The superadditive interaction between young drivers (under 25) and high vehicle groups (above 35) is the signal the GBM finds that the GLM misses. We add it here as a feature column for validation purposes — we know it exists because we can see it in the data, and the SHAP analysis will confirm the GBM has learned it.

In a new cell, type this and run it (Shift+Enter):

%md
## Part 3: Data preparation

Running a cell that starts with %md renders it as formatted markdown text in the notebook. This keeps your notebook organised with visible section headings.

Now in a new cell, type this and run it (Shift+Enter):

from insurance_datasets import load_motor
import polars as pl
import numpy as np

# Same portfolio used in Modules 2 and 3
df = pl.from_pandas(load_motor(n_policies=100_000, seed=42))

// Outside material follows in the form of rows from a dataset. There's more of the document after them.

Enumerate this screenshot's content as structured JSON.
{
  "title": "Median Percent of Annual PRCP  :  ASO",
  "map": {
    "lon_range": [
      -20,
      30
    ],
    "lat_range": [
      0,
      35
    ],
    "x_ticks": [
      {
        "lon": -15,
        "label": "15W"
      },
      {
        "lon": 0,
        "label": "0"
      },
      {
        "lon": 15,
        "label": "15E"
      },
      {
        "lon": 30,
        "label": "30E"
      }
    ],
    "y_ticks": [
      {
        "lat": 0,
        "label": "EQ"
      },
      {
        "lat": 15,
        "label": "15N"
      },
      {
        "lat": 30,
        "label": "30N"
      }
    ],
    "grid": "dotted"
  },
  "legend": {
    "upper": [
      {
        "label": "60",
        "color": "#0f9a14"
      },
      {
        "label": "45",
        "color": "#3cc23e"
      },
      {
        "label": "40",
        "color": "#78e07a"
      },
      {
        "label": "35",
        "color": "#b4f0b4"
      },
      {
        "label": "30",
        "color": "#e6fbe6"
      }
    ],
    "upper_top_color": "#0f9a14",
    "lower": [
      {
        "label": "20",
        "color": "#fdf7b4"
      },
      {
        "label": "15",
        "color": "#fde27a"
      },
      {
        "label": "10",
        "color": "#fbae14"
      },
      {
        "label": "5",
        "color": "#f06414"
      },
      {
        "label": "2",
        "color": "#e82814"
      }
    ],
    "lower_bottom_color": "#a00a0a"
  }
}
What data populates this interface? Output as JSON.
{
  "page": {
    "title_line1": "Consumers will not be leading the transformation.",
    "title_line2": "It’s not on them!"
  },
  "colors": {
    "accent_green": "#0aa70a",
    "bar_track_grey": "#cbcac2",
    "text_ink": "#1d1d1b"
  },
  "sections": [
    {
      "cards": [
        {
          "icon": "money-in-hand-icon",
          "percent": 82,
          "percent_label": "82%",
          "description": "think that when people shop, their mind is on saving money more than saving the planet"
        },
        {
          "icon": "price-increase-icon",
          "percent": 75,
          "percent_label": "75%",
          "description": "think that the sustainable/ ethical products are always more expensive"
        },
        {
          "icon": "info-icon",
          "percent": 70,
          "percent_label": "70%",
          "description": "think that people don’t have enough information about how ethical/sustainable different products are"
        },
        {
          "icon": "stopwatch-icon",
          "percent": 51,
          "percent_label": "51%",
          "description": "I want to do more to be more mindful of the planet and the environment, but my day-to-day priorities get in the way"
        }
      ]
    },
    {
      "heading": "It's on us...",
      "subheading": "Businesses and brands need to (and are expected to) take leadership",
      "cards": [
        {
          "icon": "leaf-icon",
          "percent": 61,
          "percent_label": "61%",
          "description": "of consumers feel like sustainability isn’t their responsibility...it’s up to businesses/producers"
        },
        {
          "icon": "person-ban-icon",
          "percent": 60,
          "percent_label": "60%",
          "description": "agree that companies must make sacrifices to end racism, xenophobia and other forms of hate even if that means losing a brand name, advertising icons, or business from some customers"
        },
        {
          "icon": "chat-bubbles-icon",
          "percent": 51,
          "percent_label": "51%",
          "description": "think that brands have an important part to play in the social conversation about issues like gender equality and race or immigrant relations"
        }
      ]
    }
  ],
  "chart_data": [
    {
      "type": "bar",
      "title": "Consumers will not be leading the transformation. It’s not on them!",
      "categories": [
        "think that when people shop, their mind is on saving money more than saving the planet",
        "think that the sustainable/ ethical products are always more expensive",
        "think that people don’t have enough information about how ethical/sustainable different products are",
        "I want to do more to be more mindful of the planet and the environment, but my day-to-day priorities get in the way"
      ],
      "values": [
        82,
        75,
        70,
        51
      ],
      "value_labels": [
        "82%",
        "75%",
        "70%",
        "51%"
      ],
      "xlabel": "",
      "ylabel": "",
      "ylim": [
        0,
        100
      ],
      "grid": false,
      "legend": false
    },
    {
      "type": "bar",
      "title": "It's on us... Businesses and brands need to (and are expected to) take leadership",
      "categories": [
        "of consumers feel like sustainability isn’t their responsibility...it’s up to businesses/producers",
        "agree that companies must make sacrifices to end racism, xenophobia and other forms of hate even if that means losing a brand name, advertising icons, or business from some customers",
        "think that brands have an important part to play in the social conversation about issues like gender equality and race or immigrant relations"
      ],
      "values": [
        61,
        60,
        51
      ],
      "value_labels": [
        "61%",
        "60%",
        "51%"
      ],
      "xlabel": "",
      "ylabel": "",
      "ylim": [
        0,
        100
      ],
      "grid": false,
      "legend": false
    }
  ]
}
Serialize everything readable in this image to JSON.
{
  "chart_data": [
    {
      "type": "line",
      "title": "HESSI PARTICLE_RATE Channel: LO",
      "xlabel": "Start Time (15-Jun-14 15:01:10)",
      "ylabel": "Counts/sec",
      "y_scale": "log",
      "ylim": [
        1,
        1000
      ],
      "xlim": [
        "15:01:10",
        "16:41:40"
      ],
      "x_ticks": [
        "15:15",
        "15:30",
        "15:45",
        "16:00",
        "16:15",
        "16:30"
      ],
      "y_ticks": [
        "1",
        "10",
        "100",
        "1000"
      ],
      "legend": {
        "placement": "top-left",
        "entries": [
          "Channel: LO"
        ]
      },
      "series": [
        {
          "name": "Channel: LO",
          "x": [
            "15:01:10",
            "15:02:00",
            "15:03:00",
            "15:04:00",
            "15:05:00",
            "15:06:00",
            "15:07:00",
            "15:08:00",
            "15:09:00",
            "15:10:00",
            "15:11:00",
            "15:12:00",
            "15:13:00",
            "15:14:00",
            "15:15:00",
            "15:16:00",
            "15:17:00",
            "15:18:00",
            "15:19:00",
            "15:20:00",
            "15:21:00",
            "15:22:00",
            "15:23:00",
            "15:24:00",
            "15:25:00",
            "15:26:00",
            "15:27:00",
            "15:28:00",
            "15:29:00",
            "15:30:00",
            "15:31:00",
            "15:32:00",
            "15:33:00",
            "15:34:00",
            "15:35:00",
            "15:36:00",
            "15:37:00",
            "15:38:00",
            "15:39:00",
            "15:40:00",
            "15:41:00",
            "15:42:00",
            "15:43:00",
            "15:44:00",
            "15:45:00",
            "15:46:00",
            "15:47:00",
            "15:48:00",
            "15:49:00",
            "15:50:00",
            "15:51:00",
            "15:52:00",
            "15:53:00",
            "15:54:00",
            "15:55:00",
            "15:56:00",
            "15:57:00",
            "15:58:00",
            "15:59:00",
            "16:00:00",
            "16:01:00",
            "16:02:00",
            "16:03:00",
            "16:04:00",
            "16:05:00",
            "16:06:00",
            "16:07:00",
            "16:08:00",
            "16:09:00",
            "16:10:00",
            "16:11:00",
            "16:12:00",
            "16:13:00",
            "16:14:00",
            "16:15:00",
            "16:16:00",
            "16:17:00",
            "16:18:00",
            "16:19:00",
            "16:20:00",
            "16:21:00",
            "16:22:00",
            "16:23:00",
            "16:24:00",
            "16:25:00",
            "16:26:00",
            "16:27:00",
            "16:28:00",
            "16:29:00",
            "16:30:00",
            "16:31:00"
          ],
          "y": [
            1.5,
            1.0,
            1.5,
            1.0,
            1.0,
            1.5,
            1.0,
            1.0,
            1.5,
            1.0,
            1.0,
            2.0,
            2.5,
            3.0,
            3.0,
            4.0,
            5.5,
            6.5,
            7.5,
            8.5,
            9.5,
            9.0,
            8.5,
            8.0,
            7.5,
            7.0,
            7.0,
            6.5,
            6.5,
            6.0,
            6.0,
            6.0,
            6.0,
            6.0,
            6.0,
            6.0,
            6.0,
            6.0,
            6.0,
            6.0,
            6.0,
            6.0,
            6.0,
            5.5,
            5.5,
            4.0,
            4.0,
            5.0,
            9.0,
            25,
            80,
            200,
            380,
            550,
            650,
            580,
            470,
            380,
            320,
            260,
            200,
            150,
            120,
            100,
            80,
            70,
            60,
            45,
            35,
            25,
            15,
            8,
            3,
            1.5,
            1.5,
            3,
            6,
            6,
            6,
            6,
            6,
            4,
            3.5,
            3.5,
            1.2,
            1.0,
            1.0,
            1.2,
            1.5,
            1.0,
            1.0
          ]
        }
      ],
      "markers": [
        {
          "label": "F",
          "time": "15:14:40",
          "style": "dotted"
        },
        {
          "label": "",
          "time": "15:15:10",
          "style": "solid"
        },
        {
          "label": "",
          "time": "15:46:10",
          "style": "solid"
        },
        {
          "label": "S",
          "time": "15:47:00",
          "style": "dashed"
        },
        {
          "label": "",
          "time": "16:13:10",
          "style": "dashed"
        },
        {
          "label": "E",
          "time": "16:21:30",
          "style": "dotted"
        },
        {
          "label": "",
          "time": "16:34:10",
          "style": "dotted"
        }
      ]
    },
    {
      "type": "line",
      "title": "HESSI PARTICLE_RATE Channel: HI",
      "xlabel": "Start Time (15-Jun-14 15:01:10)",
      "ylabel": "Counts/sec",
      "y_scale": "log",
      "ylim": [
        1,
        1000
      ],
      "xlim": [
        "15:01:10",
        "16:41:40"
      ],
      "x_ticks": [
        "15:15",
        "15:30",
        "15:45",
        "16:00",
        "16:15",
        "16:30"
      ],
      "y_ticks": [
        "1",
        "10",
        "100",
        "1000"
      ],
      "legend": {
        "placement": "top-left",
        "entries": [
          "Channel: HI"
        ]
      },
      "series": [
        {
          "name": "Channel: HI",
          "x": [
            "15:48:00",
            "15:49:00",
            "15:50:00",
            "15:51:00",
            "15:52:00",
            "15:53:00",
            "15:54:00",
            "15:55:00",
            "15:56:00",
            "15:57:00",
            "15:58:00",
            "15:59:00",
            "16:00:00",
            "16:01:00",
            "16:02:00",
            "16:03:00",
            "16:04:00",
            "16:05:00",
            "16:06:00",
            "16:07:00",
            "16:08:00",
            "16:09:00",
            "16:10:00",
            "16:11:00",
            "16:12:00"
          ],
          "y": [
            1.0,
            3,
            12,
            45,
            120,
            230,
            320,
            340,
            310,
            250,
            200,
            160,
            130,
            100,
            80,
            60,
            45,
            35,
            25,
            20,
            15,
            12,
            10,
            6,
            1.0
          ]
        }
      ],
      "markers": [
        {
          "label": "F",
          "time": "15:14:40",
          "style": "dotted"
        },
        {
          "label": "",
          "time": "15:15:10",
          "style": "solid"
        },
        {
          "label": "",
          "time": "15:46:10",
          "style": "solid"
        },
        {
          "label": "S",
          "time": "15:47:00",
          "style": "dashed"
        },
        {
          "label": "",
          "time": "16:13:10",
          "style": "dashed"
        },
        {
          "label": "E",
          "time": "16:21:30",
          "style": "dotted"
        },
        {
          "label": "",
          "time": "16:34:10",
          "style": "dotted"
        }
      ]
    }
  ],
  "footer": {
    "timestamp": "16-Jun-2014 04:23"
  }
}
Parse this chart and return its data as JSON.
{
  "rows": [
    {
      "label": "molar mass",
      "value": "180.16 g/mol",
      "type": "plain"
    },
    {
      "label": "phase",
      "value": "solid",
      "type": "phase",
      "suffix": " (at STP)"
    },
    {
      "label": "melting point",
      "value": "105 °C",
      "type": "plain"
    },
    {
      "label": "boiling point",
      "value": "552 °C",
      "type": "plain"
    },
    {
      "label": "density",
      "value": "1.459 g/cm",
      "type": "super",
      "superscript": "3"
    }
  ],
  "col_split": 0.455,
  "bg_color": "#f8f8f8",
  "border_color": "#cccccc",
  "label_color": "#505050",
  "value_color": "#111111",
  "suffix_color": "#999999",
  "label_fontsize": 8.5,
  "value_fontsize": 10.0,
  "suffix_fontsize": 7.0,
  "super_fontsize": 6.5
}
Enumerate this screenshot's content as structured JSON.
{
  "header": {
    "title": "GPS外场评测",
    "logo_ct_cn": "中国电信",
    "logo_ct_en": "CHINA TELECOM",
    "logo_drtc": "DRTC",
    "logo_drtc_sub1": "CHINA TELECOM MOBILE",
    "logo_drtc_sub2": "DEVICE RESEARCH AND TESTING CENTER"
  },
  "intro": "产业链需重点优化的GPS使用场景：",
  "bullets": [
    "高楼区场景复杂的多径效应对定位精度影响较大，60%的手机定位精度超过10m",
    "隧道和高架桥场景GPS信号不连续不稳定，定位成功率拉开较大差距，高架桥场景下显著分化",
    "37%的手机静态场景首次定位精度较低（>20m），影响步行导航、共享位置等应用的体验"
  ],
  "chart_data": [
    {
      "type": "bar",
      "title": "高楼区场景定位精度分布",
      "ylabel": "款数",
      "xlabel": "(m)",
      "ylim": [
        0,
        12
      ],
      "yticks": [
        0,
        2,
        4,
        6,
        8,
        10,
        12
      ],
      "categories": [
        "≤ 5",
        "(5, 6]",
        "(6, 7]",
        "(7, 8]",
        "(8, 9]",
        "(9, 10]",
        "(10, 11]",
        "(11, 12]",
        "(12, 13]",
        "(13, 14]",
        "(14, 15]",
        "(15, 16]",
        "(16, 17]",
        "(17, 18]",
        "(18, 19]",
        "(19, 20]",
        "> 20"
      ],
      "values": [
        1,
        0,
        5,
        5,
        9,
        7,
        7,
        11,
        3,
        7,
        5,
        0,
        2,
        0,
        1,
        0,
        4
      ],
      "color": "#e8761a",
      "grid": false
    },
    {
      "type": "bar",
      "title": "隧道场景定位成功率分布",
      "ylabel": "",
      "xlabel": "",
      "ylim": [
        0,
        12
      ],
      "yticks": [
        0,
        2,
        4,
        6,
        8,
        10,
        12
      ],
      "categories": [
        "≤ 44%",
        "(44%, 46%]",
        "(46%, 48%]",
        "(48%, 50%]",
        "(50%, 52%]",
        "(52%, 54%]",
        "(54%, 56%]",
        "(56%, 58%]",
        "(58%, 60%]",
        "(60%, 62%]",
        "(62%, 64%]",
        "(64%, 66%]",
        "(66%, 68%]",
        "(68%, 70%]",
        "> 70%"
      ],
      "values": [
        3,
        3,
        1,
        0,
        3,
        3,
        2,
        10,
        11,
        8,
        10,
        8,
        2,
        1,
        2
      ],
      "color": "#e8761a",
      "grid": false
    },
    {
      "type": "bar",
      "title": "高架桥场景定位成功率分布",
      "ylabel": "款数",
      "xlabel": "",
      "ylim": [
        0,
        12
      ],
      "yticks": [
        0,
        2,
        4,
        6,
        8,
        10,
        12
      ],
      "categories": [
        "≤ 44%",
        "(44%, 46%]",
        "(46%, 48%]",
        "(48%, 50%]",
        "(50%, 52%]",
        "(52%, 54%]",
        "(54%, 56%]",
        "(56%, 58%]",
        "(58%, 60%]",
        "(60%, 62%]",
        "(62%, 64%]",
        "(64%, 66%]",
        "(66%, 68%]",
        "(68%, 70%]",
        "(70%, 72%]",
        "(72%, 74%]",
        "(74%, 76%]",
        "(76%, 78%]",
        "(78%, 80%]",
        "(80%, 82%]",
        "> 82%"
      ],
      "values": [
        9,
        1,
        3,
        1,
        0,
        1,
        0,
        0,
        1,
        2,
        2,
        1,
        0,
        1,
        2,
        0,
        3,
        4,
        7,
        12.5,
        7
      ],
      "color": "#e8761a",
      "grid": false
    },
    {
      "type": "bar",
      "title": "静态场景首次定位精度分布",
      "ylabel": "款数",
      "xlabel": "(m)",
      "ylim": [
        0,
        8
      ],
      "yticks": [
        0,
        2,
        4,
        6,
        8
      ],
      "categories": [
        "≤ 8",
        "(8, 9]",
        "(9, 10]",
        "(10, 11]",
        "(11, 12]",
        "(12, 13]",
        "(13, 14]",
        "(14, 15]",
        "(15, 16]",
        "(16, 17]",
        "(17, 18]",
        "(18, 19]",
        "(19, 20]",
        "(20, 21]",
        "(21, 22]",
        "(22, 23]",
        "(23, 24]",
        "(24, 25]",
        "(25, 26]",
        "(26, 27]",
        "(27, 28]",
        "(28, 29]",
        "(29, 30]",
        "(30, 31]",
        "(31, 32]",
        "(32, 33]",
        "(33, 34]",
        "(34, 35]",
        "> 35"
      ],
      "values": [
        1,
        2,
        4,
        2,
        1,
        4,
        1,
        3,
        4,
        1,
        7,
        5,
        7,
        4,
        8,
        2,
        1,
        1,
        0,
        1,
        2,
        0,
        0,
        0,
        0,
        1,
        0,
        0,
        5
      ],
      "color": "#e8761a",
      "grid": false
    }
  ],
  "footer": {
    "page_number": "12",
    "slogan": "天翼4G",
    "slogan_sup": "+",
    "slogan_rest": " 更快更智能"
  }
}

# Feature engineering for Module 4 SHAP analysis
df = df.with_columns(
    (
        (pl.col("driver_age") < 25) & (pl.col("vehicle_group") > 35)
    ).cast(pl.Int32).alias("young_high_vg"),
    (pl.col("conviction_points") > 0).cast(pl.Int32).alias("has_convictions"),
)

print(f"Rows:            {len(df):,}")
print(f"Total claims:    {df['claim_count'].sum():,}")
print(f"Total exposure:  {df['exposure'].sum():,.0f} policy-years")
print(f"Claim frequency: {df['claim_count'].sum() / df['exposure'].sum():.4f}")
df.head(3)

The output looks like:

Rows:            100,000
Total claims:    ~7,500
Total exposure:  ~97,000 policy-years
Claim frequency: 0.077

A claim frequency around 7-8% on a motor book is realistic for a standard UK personal lines portfolio.

Now add the engineered features. In a new cell, type this and run it (Shift+Enter):

# Final feature list for the frequency model
FREQ_FEATURES = ["area", "ncd_years", "has_convictions", "vehicle_group", "driver_age", "annual_mileage"]
CAT_FEATURES  = ["area", "has_convictions"]
CONT_FEATURES = ["ncd_years", "vehicle_group", "driver_age", "annual_mileage"]

print("Feature lists set:")
print(f"  FREQ_FEATURES: {FREQ_FEATURES}")
print(f"  CAT_FEATURES:  {CAT_FEATURES}")
print(f"  CONT_FEATURES: {CONT_FEATURES}")

You will see the feature list printed. No errors means the feature engineering worked.

Why the feature set differs from Module 3: Module 3 uses conviction_points as a categorical feature with four levels (0, 3, 6, 9). Module 4 uses has_convictions (binary: any conviction or none) instead. The binary flag is simpler to present in SHAP factor tables — a two-row table (0 and 1) is cleaner for a pricing committee than a four-row table where three of the four levels have sparse data. In practice you would test both encodings; for SHAP extraction the binary flag is preferable.

Module 4 also adds annual_mileage, which was not in Module 3's feature set. annual_mileage is in the base dataset from load_motor() and is a genuine risk factor. The GLM in Module 2 uses a minimal factor set to demonstrate the GLM workflow clearly; the GBM and SHAP analysis benefit from richer features because the GBM can find non-linear effects and interactions across more variables.

Why conviction_points becomes has_convictions: The raw conviction points (0, 3, 6, 9) contain ordinal information, but the most important split is clean vs. any conviction. A binary flag is simpler and more interpretable for committee presentation. In practice you would test both encodings.